Although the above discussion is fine for scientific precision of weights and measures, we have the practical problem describing physical properties in the multiple common systems people use today. Considering the options, we may allow PML to use any standard - International System, British or other. We may also allow any designation of unit, such as "kilograms," "kgs" or "Kg." This makes the creation of PML files easy, since any standard of measure written in any language and with any abbreviation may be used. The software tools that must process these data files, however, must be complex, since they must recognize and translate any arbitrary designations.

On the other hand, if we rigidly dictate a particular standard in a single language, we have difficulty in readability and usage. Each PML application must translate units into their common, local standards. In the whole, translating from a known standard to another is easier then converting from an unknown, arbitrary language.

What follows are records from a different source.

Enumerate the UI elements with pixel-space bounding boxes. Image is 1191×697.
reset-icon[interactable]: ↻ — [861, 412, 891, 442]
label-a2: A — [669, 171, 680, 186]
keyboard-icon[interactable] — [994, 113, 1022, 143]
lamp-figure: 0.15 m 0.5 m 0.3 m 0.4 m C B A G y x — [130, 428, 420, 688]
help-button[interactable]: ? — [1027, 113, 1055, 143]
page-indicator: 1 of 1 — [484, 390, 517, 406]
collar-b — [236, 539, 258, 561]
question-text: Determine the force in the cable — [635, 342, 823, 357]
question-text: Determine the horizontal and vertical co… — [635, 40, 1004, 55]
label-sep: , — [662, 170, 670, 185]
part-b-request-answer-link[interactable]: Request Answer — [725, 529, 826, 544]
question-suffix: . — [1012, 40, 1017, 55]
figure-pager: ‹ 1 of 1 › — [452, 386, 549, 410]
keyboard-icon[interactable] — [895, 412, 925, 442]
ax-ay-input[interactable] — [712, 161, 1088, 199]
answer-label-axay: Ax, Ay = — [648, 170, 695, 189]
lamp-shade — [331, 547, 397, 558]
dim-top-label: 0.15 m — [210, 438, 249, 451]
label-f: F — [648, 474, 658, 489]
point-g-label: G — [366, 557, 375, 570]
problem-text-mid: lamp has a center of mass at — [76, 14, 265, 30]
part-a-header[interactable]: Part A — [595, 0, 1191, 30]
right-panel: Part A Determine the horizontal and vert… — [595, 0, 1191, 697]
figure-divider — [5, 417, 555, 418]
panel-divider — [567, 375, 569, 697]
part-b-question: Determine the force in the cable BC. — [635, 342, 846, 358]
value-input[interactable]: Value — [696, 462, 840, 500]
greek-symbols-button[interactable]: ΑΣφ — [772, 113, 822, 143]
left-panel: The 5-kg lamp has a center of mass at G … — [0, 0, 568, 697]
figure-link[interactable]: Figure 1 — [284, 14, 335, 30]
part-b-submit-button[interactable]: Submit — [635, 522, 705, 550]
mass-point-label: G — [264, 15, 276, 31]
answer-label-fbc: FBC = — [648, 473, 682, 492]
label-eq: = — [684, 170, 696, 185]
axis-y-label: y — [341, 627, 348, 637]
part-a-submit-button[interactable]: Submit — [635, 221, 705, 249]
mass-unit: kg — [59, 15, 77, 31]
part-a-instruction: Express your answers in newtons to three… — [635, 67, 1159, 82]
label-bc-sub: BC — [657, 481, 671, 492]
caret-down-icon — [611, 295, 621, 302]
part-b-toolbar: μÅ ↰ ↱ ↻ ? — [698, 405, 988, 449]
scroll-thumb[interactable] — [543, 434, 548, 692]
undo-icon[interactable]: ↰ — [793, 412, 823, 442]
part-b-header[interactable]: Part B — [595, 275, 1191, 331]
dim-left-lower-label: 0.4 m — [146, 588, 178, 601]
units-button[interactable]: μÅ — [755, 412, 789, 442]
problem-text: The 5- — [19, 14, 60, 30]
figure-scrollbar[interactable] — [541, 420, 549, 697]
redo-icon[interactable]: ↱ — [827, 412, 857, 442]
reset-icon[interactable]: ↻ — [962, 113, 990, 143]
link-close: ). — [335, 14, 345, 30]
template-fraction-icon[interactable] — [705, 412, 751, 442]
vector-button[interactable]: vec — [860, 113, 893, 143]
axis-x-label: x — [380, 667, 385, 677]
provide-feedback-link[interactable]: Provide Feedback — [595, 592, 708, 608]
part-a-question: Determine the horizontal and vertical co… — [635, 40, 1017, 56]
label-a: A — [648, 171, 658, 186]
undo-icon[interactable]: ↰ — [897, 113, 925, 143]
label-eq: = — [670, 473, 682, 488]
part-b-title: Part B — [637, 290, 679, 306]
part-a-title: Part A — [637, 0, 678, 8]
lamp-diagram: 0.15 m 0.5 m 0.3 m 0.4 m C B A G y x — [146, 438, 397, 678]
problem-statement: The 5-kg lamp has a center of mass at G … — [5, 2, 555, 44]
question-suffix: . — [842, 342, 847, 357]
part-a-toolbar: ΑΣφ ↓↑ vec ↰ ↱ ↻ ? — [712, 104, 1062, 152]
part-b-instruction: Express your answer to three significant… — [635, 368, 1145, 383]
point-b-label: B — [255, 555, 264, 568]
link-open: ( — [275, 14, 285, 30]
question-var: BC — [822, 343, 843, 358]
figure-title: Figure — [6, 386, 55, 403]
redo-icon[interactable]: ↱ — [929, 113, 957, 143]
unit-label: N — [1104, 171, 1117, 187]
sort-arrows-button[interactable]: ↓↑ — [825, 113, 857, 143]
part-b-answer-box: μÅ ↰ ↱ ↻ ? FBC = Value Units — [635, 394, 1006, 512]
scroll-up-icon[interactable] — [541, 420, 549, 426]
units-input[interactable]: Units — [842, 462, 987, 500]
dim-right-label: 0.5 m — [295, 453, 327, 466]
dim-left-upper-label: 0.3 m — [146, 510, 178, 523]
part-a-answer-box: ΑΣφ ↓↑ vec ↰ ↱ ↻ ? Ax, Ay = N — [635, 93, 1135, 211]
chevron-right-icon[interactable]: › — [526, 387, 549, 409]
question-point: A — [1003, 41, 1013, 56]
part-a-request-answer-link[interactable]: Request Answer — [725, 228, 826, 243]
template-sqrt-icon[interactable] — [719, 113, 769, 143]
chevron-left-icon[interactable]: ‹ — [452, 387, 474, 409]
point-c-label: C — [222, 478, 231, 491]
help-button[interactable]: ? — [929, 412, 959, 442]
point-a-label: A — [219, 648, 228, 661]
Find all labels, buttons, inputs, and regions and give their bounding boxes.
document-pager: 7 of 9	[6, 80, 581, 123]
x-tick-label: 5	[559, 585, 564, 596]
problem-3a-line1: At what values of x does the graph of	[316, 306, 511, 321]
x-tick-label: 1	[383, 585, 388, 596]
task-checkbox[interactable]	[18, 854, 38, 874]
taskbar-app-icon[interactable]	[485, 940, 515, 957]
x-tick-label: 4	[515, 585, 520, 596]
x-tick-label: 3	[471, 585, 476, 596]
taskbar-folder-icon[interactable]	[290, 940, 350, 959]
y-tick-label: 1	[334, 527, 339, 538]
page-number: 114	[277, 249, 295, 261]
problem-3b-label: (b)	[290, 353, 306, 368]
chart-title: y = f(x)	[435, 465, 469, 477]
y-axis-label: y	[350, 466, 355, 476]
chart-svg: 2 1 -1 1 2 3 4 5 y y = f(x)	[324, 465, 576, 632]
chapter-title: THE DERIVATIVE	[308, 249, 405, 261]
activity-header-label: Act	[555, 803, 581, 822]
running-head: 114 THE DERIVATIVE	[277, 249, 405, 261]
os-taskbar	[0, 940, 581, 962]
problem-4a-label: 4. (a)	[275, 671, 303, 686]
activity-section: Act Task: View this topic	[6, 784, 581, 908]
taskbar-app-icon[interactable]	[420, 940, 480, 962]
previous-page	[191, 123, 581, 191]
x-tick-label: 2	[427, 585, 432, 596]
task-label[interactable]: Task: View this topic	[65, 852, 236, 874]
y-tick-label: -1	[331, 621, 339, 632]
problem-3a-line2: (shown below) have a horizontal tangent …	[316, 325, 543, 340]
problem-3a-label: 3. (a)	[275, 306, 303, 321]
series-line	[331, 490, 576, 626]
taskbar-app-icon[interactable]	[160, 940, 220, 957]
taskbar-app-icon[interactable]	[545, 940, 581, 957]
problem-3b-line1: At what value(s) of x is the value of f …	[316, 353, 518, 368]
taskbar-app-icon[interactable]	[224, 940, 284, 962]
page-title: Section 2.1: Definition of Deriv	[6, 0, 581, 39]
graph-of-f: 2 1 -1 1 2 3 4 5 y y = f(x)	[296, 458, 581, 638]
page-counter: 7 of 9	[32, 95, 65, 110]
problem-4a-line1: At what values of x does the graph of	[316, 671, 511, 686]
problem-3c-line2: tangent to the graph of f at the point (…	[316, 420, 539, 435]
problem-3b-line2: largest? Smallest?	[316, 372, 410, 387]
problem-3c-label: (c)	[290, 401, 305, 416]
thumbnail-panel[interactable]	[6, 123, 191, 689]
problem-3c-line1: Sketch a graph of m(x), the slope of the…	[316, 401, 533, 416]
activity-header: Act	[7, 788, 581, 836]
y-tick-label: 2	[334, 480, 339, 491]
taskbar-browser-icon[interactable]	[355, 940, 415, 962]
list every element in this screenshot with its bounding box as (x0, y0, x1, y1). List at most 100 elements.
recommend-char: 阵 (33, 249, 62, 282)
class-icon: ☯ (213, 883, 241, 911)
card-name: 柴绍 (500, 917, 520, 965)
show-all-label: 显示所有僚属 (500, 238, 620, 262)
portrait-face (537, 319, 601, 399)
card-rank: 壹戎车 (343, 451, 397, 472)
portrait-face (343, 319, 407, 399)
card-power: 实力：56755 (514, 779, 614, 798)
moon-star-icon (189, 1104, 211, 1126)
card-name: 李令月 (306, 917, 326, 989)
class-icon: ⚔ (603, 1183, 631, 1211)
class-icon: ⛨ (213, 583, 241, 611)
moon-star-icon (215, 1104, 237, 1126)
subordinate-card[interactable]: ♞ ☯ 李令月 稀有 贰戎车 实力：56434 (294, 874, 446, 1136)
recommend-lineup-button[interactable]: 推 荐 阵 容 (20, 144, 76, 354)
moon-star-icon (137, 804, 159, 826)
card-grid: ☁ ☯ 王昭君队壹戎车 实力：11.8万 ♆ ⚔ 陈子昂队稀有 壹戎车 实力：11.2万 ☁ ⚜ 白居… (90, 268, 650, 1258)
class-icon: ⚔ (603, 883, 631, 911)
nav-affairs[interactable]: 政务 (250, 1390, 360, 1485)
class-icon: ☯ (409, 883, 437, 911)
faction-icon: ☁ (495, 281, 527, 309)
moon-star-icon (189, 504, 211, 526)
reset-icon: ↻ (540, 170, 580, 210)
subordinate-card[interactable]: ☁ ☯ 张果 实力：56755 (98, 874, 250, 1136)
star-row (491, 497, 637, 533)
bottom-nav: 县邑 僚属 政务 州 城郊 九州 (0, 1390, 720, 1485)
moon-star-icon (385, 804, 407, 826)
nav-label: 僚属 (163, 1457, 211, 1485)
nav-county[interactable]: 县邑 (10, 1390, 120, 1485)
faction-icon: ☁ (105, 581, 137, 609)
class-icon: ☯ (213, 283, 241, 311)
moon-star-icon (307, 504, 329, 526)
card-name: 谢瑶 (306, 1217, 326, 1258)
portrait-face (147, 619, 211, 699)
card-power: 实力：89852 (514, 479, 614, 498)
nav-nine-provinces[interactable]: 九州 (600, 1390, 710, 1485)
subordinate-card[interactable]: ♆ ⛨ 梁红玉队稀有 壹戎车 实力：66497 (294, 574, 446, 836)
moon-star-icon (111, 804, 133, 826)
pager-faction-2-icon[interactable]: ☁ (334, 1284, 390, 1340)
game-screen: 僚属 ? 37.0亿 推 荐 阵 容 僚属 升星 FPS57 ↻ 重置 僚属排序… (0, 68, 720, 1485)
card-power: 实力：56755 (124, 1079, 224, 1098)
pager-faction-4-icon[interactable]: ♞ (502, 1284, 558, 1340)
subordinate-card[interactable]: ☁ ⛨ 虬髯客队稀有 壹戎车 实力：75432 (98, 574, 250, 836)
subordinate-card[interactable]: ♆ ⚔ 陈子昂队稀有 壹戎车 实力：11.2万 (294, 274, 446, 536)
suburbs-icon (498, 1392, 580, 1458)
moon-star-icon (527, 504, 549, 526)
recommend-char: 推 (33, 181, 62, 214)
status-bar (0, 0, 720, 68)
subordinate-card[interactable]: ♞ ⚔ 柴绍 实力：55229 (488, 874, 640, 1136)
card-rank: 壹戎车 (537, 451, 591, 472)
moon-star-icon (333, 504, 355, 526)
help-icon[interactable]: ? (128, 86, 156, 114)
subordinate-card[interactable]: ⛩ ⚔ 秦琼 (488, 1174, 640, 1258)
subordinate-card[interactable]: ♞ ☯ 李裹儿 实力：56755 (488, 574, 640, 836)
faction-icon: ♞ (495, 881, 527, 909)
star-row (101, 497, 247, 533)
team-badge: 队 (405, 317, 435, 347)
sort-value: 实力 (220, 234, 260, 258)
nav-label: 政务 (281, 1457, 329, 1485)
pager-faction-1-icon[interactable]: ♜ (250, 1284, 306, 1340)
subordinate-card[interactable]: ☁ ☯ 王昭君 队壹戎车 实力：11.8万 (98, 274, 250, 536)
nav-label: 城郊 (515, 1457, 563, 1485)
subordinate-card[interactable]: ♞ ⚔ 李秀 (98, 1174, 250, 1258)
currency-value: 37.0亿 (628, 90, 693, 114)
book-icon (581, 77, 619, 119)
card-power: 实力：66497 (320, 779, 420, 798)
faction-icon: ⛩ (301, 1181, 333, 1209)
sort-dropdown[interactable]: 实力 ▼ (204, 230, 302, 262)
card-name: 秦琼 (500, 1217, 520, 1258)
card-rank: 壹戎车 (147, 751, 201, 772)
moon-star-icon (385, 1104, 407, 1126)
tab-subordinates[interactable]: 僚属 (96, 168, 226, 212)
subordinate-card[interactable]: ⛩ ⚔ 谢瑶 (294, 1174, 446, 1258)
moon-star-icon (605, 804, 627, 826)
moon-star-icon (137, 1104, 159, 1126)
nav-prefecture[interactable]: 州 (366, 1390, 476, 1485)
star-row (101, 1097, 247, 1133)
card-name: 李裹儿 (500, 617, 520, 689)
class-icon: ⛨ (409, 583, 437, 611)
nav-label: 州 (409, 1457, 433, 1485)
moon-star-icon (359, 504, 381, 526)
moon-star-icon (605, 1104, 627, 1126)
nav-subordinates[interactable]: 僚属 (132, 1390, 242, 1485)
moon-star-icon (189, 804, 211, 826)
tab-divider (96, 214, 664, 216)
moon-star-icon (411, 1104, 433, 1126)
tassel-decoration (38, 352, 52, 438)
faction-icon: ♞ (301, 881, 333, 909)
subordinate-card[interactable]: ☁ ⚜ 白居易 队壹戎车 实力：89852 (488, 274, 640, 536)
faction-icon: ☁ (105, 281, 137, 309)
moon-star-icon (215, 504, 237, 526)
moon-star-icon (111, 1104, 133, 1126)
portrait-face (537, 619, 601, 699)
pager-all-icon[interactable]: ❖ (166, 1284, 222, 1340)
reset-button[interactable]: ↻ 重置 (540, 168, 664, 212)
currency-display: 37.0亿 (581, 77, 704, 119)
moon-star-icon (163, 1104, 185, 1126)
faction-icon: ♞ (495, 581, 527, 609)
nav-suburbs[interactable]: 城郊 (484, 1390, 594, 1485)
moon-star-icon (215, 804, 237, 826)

From this reason, it seems likely PML will adopt a single system for weights and measures, with particular designations, and rely on the software tools to provide common translations. Furthermore, common translation software can be accessed and shared from the network. This creates smaller, more easily understood data files, which are precise and accessible. Further, we will rely on the years of effort by the many standards bodies to prescribe these systems.

Fundamental and derived data

Many schemes used to store information include redundant and derived data. As much as possible, the PML language should not provide any data that can be calculated or inferred from other data. Unit conversion for example may be computed by a client application, remote server, or perhaps by a dedicated conversion/computation system.

Standard Syntax

Rather than reinvent a new syntax for the Physical Markup Language, we propose to use the extensible Markup Language (XML). Although different syntactic representations could be used, XML has been well defined and in general use as a simple method for embedded meta-data in flexible database structures.

Furthermore, the extensions, such as the XML Query specification, provide a uniform and simple method for accessing data through Simple Query Language (SQL) notation [ref]. In addition, general utilities, tools and validation software exist to parse, modify and access XML files.

The Physical Markup Language (PML) will therefore be - at least initially - an XML scheme, described in any of the common schema languages, such as the Document Type Declaration (DTD), Resource Description Framework (RDF) and others [ref].

Global language

As with current trends in standards development and network languages, we will attempt to craft PML as a global standard and avoid national terms and descriptions. We will rely on existing standards bodies, such as the Uniform Code Council (UCC), the European Article Number (EAN) Association, the American National Standards Institute (ANSI) and the International Standards Organization (ISO), as well as commercial consortium and industry groups, to aid in the definition of the language.

Facilitate application development

One of the primary purposes of the Physical Markup Language is to facilitate the development of software applications. Therefore, we must design PML with consideration for the needs and requirements of application programmer.

Almost all the issues discussed so far relate to this objective. Widely adopted, simple languages encourage application development and ease the programming task. Extensions and enhancements to an established language will be paralleled by modifications to existing code. Simple, unambiguous nomenclature reduces the complexity of the PML parser and uniform units for weights and measures ease the burden of software translators. Finally, common, globally accepted syntax, such as XML, together with software libraries, such as the JAVA DOM and SAX packages, provide useful tools for the software developer [ref].

The design of the Physical Markup Language will accommodate the application developer and provide the systems and tools to facilitate their efforts. As future versions of the PML become available, we will streamline the semantics to speed software upgrades and new applications.